11. BÖLÜM: "RADYO 88.7"

351 42 18
                                    

Bugün, bu odadaki ilk dakikalarımı, yine arkası dönük hazırladığı kahveyi beklerken harcıyorum.  Bana kalsa onunla alâkalı konuşmak istediğim, sormak istediğim bir çok şey var ama yapamıyorum. Kendi ile arasına ördüğü duvarı yıkamıyorum. Kim olduğunu bilmeme, asla izin vermiyor.  

Buna sebep olan şey, şiddetle örtbas edilmiş bir korku mu, yoksa gerçekten de söylediği gibi, kim olduğunu bilmiyor oluşu mu?

Ayakları yine parkede çıplak ve ayak bileğinde,gümüş bir halhal sallanıyordu. Uzun saça bukle yakıştırmazdım ama ona nasıl yakıştırabildim? Dantel gördüğümde kafamı çevirirdim ama onda nasıl sevebildim?

Onunla rastgele bir sokakta karşılaşmış olsaydım, asla dikkatimi çekmezdi. Yalnız gerçeklerle donatılmış olması, beni her şeferinde şiddetle kendisine çekti. Ve şiddetle de vazgeçiremedi.  

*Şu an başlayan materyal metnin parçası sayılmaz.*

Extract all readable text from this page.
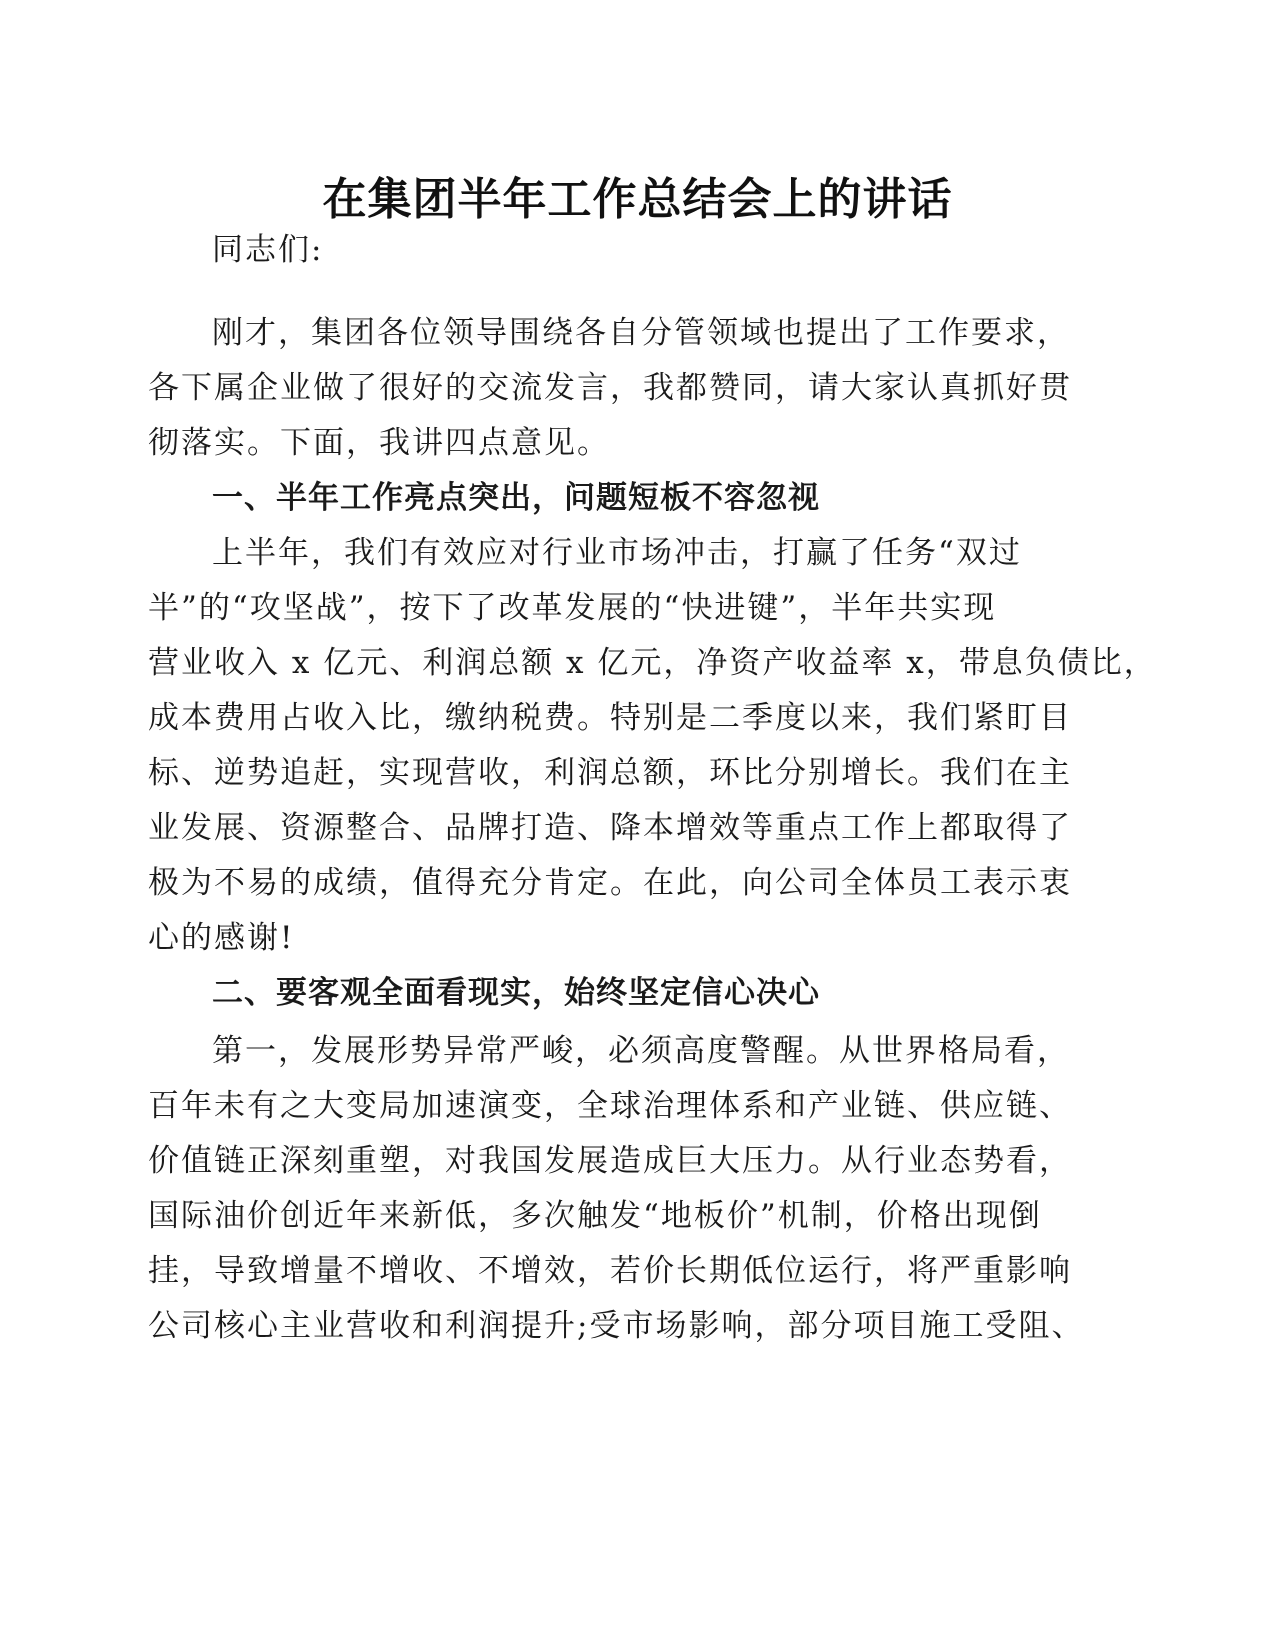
在集团半年工作总结会上的讲话
同志们:
刚才，集团各位领导围绕各自分管领域也提出了工作要求，
各下属企业做了很好的交流发言，我都赞同，请大家认真抓好贯
彻落实。下面，我讲四点意见。
一、半年工作亮点突出，问题短板不容忽视
上半年，我们有效应对行业市场冲击，打赢了任务“双过
半”的“攻坚战”，按下了改革发展的“快进键”，半年共实现
营业收入 x 亿元、利润总额 x 亿元，净资产收益率 x，带息负债比，
成本费用占收入比，缴纳税费。特别是二季度以来，我们紧盯目
标、逆势追赶，实现营收，利润总额，环比分别增长。我们在主
业发展、资源整合、品牌打造、降本增效等重点工作上都取得了
极为不易的成绩，值得充分肯定。在此，向公司全体员工表示衷
心的感谢!
二、要客观全面看现实，始终坚定信心决心
第一，发展形势异常严峻，必须高度警醒。从世界格局看，
百年未有之大变局加速演变，全球治理体系和产业链、供应链、
价值链正深刻重塑，对我国发展造成巨大压力。从行业态势看，
国际油价创近年来新低，多次触发“地板价”机制，价格出现倒
挂，导致增量不增收、不增效，若价长期低位运行，将严重影响
公司核心主业营收和利润提升;受市场影响，部分项目施工受阻、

Yüzündeki izler silinmek üzereydi.
Gözlerindeki kanlanma geçmiş ve artık aksayarak yürümesi de, düzelmişti. İyileşiyor olduğunu görmek, bir nebze içimi rahatlattı. Bu rahatlığı, bir de onu bu hâle getireni, pataklarken yakalamıştım.

Eminim ki yaşı itibariyle hızlı iyileşiyor yoksa burada iyileşmek için, ekstra hiçbir çabası olmadığını biliyorum.

“Buradan hiç, çıkmayı hiç düşündün mü?”

Sorduğum soruyu anlamak için duraksadı, ardından önündeki kahveyi bardağa doldurmaya devam etti. O an cevap vermeyince sorduğum sorunun çok gereksiz olduğunu fark ettim.

Nedense onunla olan konuşmayı başlatan tarafta olmak, düşünmeden konuşmama sebep oluyor. Düşünmemiş olma ihtimali var mıydı? Sanki kendi isteğiyle mi, her gün buradaydı?

“Düşününce olmadı.” dedi. Hazırladığı bardakla yaklaştı ve önümdeki sehpaya bıraktı. “İsteyince de olmadı.” 

“Deneyince de bir daha asla olmayacağını gördüm.”

Denemiş olduğundan, çok şüpheliydim. "Denedin mi?”

"Denemek istemiştim." Kendi kahvesini büyük yudumlarla içtiğini gördüğümde oturacak tabure aramadı.

Bazen konuşurken, anlattıklarının içerisinde nefes aldığını hissediyorum. O anın öfkesiyle, acısıyla veya çaresizliğiyle gözlerime baktığını biliyorum. "Ama bunu denemek...."

"Cesaret edemedin değil mi?"diye sordum araya girerek. "Bunu deneyenlerin nasıl öldürüldüğünü gördün."

"Bir farkım olmayacağını biliyorum. Bizi öldürenlerin bir köşede hayatına devam edecek olması, çok ağırıma gidiyor." Dedi gözlerimin içine bakarak. Elindeki bardağı sehpanın üzerine bıraktı ve benimle, gerçek taraftan konuşmaya başladı.

Sonunu bilerek yaşıyor olmak, çok can yakıcı olmalı. Bu dünya kayıplarla dolu.

"Sonumu bilmek acıtıyor. Bu denli değersiz hissetmeyi hak etmiyoruz. Yaşamaya hakkımız yok. Ölmeden önce göreceğim son yüzün, beni satın alan bir pez*nvk olmasını istemiyorum. Bakan nefretli gözlerinin altında, ölmek istemiyorum."

Beni kurtar der gibi bakan, iri gözlerinden kaçamıyorum. Beni her an yakalıyor. Buradan çıksam dahi, bindiğim otobüste, pansiyonda tavana baktığım gecelerde, aynaya kendime bakmak için gördüğüm yansımada, onu görüyorum. İçime işleyen bakışlarını söküp atmak istiyorum. Eğer gücüm, onu buradan çıkarmaya yetmezse, onu unutmanın zor olmayacağını bilmek istiyorum.